BKPM Genjot Investasi Eropa Lewat UU Cipta Kerja

WE Online, Jakarta

Kepala Badan Harmonisasi Penanaman Modal (BKPM) Bahlil Lahadalia tiba di Amsterdam, Belanda, Rabu pagi waktu setempat (18/11). Bahlil dijadwalkan akan melakukan pertemuan secara empat Chief Executive Officers (CEOs) perusahaan multinasional atau korporasi ijmal yang bergerak di beberapa sektor industri.

Kunjungan Bahlil ini juga untuk memenuhi undangan Kedutaan Besar Republik Indonesia (KBRI) di Den Haag dan Kadin (Kamar Dagang dan Industri) Indonesia dalam menyosialisasikan Undang-Undang Cipta Kegiatan (UU CK) kepada pelaku jalan di Belanda, terutama bagi investor yang serius untuk mengembangkan usahanya di Indonesia.

Baca Juga: UU Cipta Kerja Berpeluang Kerek Investasi Sektor Pertanian

Deputi Bagian Promosi Penanaman Modal, Ikmal Lukman, menyampaikan bahwa Kepala BKPM diagendakan melakukan pertemuan dengan Verstegen, FrieslandCampina, Wavin B. V., dan Infineon.

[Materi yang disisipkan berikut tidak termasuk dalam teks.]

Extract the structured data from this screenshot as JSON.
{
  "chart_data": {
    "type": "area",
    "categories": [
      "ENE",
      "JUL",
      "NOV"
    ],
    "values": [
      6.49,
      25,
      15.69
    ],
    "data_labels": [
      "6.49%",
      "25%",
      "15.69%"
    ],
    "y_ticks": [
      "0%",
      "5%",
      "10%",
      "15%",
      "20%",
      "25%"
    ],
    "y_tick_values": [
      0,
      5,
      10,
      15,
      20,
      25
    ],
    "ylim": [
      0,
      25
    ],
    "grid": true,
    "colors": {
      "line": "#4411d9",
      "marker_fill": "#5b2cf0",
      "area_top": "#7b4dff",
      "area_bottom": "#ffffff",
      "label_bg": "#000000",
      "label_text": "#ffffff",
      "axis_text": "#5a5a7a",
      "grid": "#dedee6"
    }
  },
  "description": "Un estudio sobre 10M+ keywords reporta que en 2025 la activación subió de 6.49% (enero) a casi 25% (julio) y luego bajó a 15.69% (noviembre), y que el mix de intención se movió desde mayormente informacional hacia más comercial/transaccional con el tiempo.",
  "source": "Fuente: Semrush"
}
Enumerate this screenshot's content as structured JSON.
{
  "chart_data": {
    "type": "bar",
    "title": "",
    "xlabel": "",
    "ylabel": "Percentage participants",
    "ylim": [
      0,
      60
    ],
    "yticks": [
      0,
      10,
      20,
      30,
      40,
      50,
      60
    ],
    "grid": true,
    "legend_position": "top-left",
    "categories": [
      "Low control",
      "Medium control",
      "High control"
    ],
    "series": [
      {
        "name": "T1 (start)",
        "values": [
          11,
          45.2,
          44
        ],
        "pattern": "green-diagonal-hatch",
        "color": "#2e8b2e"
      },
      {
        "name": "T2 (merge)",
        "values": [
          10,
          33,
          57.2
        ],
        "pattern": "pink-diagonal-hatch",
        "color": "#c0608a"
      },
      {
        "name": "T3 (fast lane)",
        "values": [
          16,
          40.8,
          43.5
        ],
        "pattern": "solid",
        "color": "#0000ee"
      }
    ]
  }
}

“Verstegen bergerak dalam industri pala dunia. Mereka mau membangun pengolahan, lalu ada Susu Bendera FrieslandCampina, Wavin yang berusaha di pipa, dan Infineon sebagai pemain semikonduktor terbesar dunia yang berbasis di Jerman. Jadi, lawatan ini dilakukan karena melihat ketekunan beberapa perusahaan Eropa tersebut. Negeri tidak hanya ingin meningkatkan jumlah investasi yang masuk, tetapi juga diversifikasi asal investasi menjadi mengindahkan kami, ” ujar Ikmal setelah tiba di Belanda, (18/11/2020).

Ia menambahkan, perusahaan-perusahaan ijmal ini sangat antusias berjumpa secara BKPM menyusul disahkannya Undang-Undang Nomor 11 Tahun 2020 tentang Membuat Kerja. Meski di tengah tantangan akibat pandemi Covid-19, daya renggut investasi di Indonesia tetap menjanjikan.

“Mereka juga bergairah pascadisahkannya UU Cipta Kerja. Ada yang ingin segera masuk ke Indonesia. Ada juga yang telah masuk dan ingin melakukan pengembangan produksi dan perluasan pabrik. Kita akan dengar apa harapan-harapan mereka. Tentu bisa menjadi sentimen meyakinkan bagi investasi dan cipta kegiatan di tengah pandemi ini, ” ujar Ikmal Lukman.

Jika melihat performa investasi Belanda di Indonesia sejak tahun 2015 hingga September 2020, Belanda berkecukupan di peringkat ke-6 dengan ukuran total US$8, 8 miliar. Dalam periode itu, Belanda merupakan negeri Eropa pertama dalam peringkat 10 besar investasi Indonesia.

Berdasarkan sektor, minat investasi Belanda di Indonesia tercatat pada zona Listrik, Gas, dan Air (35, 1%); Transportasi Gudang dan Telekomunikasi (22, 5%); Pertambangan (17, 3%); Industri Kimia dan Farmasi (6, 5%); Industri Makanan (4, 7%), serta sektor lainnya (13, 8%).